1. Channel Strategy. Each channel, whether it be your website, mobile, eBay, Amazon, Rakuten, or offline, have very different customers, customer shopping behaviors, customer preferences, not to mention unique selling requirements. You will want to make sure you are selling products that match the buyers in each channel and your margins will support the prices and shipping expense of selling those products. As you begin to develop your channel strategy, you will find that merchandising your products on more than one channel can be very time consuming and complex. To make your life a bit easier, utilize a central omnichannel system containing a database of all your product information in order to create channel-specific product listings more easily from the information you already have.

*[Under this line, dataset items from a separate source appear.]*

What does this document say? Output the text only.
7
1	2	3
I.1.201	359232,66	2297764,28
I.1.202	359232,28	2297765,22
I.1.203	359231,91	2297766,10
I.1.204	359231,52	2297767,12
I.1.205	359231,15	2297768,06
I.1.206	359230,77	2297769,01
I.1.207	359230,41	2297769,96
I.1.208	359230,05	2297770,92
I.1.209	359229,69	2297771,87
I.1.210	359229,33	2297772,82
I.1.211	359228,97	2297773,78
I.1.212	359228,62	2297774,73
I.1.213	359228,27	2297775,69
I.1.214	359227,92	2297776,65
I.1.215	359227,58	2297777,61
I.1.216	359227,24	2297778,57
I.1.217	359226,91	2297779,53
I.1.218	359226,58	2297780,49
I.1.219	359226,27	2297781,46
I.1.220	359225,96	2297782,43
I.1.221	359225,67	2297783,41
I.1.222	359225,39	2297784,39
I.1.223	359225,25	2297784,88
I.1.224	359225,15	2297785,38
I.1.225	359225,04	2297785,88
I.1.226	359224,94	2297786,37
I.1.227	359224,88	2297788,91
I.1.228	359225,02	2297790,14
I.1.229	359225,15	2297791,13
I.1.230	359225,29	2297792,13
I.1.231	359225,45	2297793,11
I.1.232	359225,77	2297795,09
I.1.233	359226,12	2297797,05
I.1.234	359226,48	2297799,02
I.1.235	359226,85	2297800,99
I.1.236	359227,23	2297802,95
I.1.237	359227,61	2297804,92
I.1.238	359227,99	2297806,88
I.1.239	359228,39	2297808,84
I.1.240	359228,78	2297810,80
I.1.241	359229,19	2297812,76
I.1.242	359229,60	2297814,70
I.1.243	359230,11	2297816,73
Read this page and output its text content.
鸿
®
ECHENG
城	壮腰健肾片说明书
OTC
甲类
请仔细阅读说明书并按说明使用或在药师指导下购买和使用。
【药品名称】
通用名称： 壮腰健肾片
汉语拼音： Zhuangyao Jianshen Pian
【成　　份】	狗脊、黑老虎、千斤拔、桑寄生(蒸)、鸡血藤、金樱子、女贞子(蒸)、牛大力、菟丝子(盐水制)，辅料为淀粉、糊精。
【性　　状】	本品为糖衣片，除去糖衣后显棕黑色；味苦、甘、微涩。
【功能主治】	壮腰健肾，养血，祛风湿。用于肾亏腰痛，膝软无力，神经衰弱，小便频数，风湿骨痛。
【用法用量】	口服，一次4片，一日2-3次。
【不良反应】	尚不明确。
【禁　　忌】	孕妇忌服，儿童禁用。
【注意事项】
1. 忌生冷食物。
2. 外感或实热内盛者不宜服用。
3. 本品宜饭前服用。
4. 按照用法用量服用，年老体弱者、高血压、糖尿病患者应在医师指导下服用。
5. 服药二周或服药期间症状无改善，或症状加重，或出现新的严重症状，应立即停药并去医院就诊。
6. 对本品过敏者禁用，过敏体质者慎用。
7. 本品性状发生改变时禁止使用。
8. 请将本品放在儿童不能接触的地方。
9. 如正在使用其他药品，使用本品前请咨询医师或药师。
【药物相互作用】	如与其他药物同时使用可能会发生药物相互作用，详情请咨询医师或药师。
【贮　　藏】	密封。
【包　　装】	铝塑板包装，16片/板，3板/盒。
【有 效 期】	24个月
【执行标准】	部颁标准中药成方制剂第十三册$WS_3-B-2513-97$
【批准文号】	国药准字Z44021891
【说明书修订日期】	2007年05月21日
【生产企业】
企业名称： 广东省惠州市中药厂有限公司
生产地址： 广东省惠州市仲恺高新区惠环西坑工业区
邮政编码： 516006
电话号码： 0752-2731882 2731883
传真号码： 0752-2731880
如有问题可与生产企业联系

2. Shared Inventory Capabilities. Merchandising the same products on more than one channel requires shared inventory capabilities. You may want to sell a product on Amazon and eBay to increase your chances of selling or to sell products quicker. To do this, you must accurately manage inventory that is shared between Amazon and eBay. When inventory levels fall to zero on Amazon, you do not want the product to still appear for sale on eBay. To avoid cancellations and overselling, utilize a omnichannel ecommerce system that will automatically update your shared inventory levels in real-time. This also reduces errors that occur while manually tracking inventory and allows you to react quickly to fluctuations in inventory.
3. Consolidated Purchasing. As you manage shared inventory across your channels, you may find you want to purchase more stock before inventory levels reach zero in order to avoid out-of-stocks. To increase your purchasing power, consolidate purchasing by waiting to send one large purchase order for inventory across your channels, instead of individual purchase orders for each channel. This will help you receive better pricing, improve efficiency with warehouse operations, while reducing shipping and transportation costs due to consolidated shipments. This is real savings that you can pass on to your customers and your bottom line.
4. Channel Promotion. Creating attractive merchandising options on each of your channels requires targeted promotions. Consider holiday-specific promotions on gift items, location-specific promotions, or bundling products during certain times of the year. Experiment with free shipping or expedited shipping. Keep in mind; although you may run unique promotions for unrelated products on different channels, customers will expect consistency for products they can buy on more than one channel.
5. Omnichannel Shopping Experience. Driving home what I mentioned in the top 4 success factors, customers shopping online and in-store expect consistent product offerings. A customer browsing your products online will want to see the same promotions, pricing, loyalty programs, and product selection in store. When this information is located in multiple, disconnected systems, you spend most of your time finding, managing, and reentering. Look for a central system that will consolidate product, data, inventory and customer information and automate data transfer between other systems.